Aviation | Transportation

I35 Bridge Collapse

Minneapolis, Minnesota

The I35W freeway bridge that spans over the Mississippi River suddenly collapsed, killing 13 motorists during the evening rush hour. At the time of the collapse, four lanes of the eight-lane 1,900-foot-long bridge were closed to traffic with staged construction materials and equipmment in preparation to began paving the overlay concrete on the deck top surface that was removed.  Investigation by The National Transportation Safety Board (NTSB) began immediately and RRJ was retained by the deck resurfacing contractor's legal counsel to investigate the cause including whether the contractor's resurfacing operations played any role in the collapse. RRJ gathered physical evidence at the bridge site and off site including information shared by NTSB. RRJ conducted structural analysis computational modeling of the bridge structure to evaluate the original design, the design as subsequently modified, the as-constructed structure including the deformations reported in several steel gusset plates, and comparison of required highway design live loading to the traffic and construction loads present on the bridge at the time of collapse. RRJ and NTSB both determined the probable cause of the collapse to be a gross inadequacy in the original bridge design which had escaped discovery for over 40 years.

Indianapolis International Airport | Terminal Building

Indianapolis, Indiana

A roof truss shifted downward off the temporary roof shoring/jacking system during the jacking of the terminal buildinrg roof structure causing a construction shutdown for several months. RRJ investigated the cause of the shift in the roof shoring / jacking system and developed a procedure to lift and restore the roof structure to planned design elevations without damaging the structure and the unfinished and partially completed truss connections.

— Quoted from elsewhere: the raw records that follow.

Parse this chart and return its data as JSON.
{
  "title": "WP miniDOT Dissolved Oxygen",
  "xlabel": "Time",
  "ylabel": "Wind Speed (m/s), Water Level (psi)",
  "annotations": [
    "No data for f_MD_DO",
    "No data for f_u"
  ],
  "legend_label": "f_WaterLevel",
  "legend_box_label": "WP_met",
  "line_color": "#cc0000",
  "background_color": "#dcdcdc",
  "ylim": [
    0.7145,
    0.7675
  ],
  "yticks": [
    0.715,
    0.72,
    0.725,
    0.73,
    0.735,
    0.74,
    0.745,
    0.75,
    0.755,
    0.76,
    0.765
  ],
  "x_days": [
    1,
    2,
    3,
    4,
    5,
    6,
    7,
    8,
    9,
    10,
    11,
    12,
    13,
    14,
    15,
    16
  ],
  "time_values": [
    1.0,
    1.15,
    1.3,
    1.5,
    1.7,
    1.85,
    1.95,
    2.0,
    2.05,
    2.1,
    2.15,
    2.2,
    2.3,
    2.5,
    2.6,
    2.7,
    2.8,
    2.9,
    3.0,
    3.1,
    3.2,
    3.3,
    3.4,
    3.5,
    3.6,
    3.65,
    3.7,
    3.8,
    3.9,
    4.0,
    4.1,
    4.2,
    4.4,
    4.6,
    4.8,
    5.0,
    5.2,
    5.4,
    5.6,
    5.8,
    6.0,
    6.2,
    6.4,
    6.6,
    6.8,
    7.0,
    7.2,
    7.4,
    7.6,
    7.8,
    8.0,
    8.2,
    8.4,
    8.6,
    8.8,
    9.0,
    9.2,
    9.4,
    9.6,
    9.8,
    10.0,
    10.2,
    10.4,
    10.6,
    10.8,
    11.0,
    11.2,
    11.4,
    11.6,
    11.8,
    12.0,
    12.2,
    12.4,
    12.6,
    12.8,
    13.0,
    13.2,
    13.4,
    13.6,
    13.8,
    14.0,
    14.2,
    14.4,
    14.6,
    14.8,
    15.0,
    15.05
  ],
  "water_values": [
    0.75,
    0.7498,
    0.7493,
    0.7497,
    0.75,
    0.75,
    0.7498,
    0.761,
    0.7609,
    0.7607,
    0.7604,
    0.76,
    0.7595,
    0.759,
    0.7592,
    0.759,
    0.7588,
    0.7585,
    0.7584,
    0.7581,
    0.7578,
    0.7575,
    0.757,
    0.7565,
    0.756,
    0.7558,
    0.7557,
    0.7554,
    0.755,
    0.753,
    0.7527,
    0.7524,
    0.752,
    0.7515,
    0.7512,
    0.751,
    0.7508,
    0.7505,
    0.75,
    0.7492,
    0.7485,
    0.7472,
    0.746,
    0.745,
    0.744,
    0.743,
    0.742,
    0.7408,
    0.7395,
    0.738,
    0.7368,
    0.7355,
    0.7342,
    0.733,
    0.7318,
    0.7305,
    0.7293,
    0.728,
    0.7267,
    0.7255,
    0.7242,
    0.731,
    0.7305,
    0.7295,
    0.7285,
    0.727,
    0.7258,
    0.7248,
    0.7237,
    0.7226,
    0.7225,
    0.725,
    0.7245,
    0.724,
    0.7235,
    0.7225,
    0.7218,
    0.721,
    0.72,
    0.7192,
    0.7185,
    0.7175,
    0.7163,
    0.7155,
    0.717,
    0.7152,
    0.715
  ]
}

MIA Mover | Full-Scale Load Testing

Miami International Airport, Florida

Full-scale load testing of the prestressed concrete beams which are supported on concrete piers to demonstrate the expected in-service behavoir for this automated people mover elevated guideway transportation system.  During the testing, new cracks originating at the re-entrant corner of the dapped end of the beams were discovered, resulting in  analysis that these re-entrant corner cracks did not pose a significant structural concern.  When cracks began developing near the dapped ends of the beams in the casting yard, shortly after release of the prestressing strands, RRJ was retained by the Contractor to evaluate the cracks and make recommendations to mitigate possible structural capacity or long-term durability concerns.  RRJ conducted additional in-service monitoring of the beams after erection during active guideway traffic that  revealed consistent behavior and little in-service movement of the cracks. RRJ provided remedial recommendations for coating the cracked areas to enhance the long-term durability of the beams.